If the pandemic were not so severely politicized, this would be a non-issue from the start.”

The comparisons to the flu really need to stop. No flu season has had 54,000 confirmed cases in a month. No flu season has resulted in refrigerator trucks being backed into loading docks at hospitals to have a place to put the deceased.

When people say, “We don’t shut down the country for the flu,” well, yeah. Exactly. Because this isn’t the flu. Even if COVID-19 did have a similar infection and mortality rate as the flu, we don’t have a vaccine and we don’t have a proven treatment for this virus.

And the vast majority of people who study infectious disease and pandemics full-time have come to the same conclusions—not just in the U.S., but worldwide. That’s why the vast majority of countries around the world have gone on lockdowns. And those that did so early and began testing and contact tracing early have managed to contain their outbreaks. Even here at home, with the far higher death count than anywhere else in the world, we’ve managed to start flattening the curve with our mitigation lockdown measures.

Obviously, no one thinks we can stay as stringently locked down as we’ve been until we get a vaccine. We do need to get the economy moving again—but when it’s safer to do so than now. We haven’t even had a drop off in cases and deaths yet as a nation. Many states are opening up weeks too early, according to the best modeling available. Literally just weeks, but weeks in a pandemic can make or break an outbreak.

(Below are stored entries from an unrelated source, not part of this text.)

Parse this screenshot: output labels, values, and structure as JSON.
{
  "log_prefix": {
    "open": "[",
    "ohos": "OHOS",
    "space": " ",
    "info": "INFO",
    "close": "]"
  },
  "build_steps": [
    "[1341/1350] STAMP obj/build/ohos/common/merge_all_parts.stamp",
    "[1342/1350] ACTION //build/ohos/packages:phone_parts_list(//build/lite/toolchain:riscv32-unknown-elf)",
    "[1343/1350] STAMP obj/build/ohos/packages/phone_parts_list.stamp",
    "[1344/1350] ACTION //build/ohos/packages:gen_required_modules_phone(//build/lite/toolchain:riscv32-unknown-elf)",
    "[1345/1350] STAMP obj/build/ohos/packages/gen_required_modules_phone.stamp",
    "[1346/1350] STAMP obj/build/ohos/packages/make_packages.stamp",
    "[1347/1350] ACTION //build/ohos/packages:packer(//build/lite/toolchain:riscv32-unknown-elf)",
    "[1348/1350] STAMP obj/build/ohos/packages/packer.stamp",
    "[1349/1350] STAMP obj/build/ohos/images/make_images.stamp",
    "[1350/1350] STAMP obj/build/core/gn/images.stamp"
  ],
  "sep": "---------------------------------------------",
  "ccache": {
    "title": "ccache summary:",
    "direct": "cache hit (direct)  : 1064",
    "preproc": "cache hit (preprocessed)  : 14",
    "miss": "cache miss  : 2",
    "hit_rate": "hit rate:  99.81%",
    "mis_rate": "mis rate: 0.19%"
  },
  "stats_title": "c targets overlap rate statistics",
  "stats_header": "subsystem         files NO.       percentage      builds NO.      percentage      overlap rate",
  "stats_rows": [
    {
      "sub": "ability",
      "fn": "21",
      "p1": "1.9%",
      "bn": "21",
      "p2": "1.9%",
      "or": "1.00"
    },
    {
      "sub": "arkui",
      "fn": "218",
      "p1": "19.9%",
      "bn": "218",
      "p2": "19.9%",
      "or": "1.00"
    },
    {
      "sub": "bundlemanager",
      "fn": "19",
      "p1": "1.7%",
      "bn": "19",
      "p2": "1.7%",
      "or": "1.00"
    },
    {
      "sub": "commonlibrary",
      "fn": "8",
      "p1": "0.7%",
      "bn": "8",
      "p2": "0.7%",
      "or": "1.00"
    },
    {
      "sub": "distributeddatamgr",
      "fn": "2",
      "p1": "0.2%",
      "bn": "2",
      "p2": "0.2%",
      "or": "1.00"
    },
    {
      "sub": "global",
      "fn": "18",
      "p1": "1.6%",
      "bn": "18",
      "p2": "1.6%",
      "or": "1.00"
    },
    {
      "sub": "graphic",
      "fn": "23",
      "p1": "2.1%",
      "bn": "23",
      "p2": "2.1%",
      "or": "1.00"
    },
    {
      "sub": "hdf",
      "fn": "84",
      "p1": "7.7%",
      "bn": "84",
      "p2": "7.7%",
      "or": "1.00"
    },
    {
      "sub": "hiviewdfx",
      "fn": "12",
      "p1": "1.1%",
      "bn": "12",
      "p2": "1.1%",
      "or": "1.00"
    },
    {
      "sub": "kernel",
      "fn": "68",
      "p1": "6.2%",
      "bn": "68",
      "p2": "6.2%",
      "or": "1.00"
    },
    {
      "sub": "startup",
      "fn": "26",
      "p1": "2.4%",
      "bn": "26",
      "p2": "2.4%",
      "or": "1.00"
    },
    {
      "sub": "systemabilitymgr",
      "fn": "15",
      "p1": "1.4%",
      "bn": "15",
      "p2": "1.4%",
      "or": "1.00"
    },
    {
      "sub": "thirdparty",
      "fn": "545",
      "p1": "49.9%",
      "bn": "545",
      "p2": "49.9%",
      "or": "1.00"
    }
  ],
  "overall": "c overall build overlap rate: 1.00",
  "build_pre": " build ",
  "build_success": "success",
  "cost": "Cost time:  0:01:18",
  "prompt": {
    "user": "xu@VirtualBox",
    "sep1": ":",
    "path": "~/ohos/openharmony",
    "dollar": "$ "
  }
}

There’s much that we’re still figuring out about this virus, but that doesn’t mean we don’t know anything. Years of planning and simulations and studying outbreaks and disease around the world have led to the responses we’ve seen around the world. It’s not for “the average flu.” It’s not some nefarious plot to steal people’s freedom. It’s an attempt to save as many lives as we can from a disease we can’t control and can’t treat.

We’ve made economic sacrifices to do so, absolutely. And if we open up too early, we’ll just have to do it all over again, and the sacrifices we’ve made so far will be for naught.

That’s the resounding message from infectious disease experts around the world, no matter what two random doctors in Bakersfield say.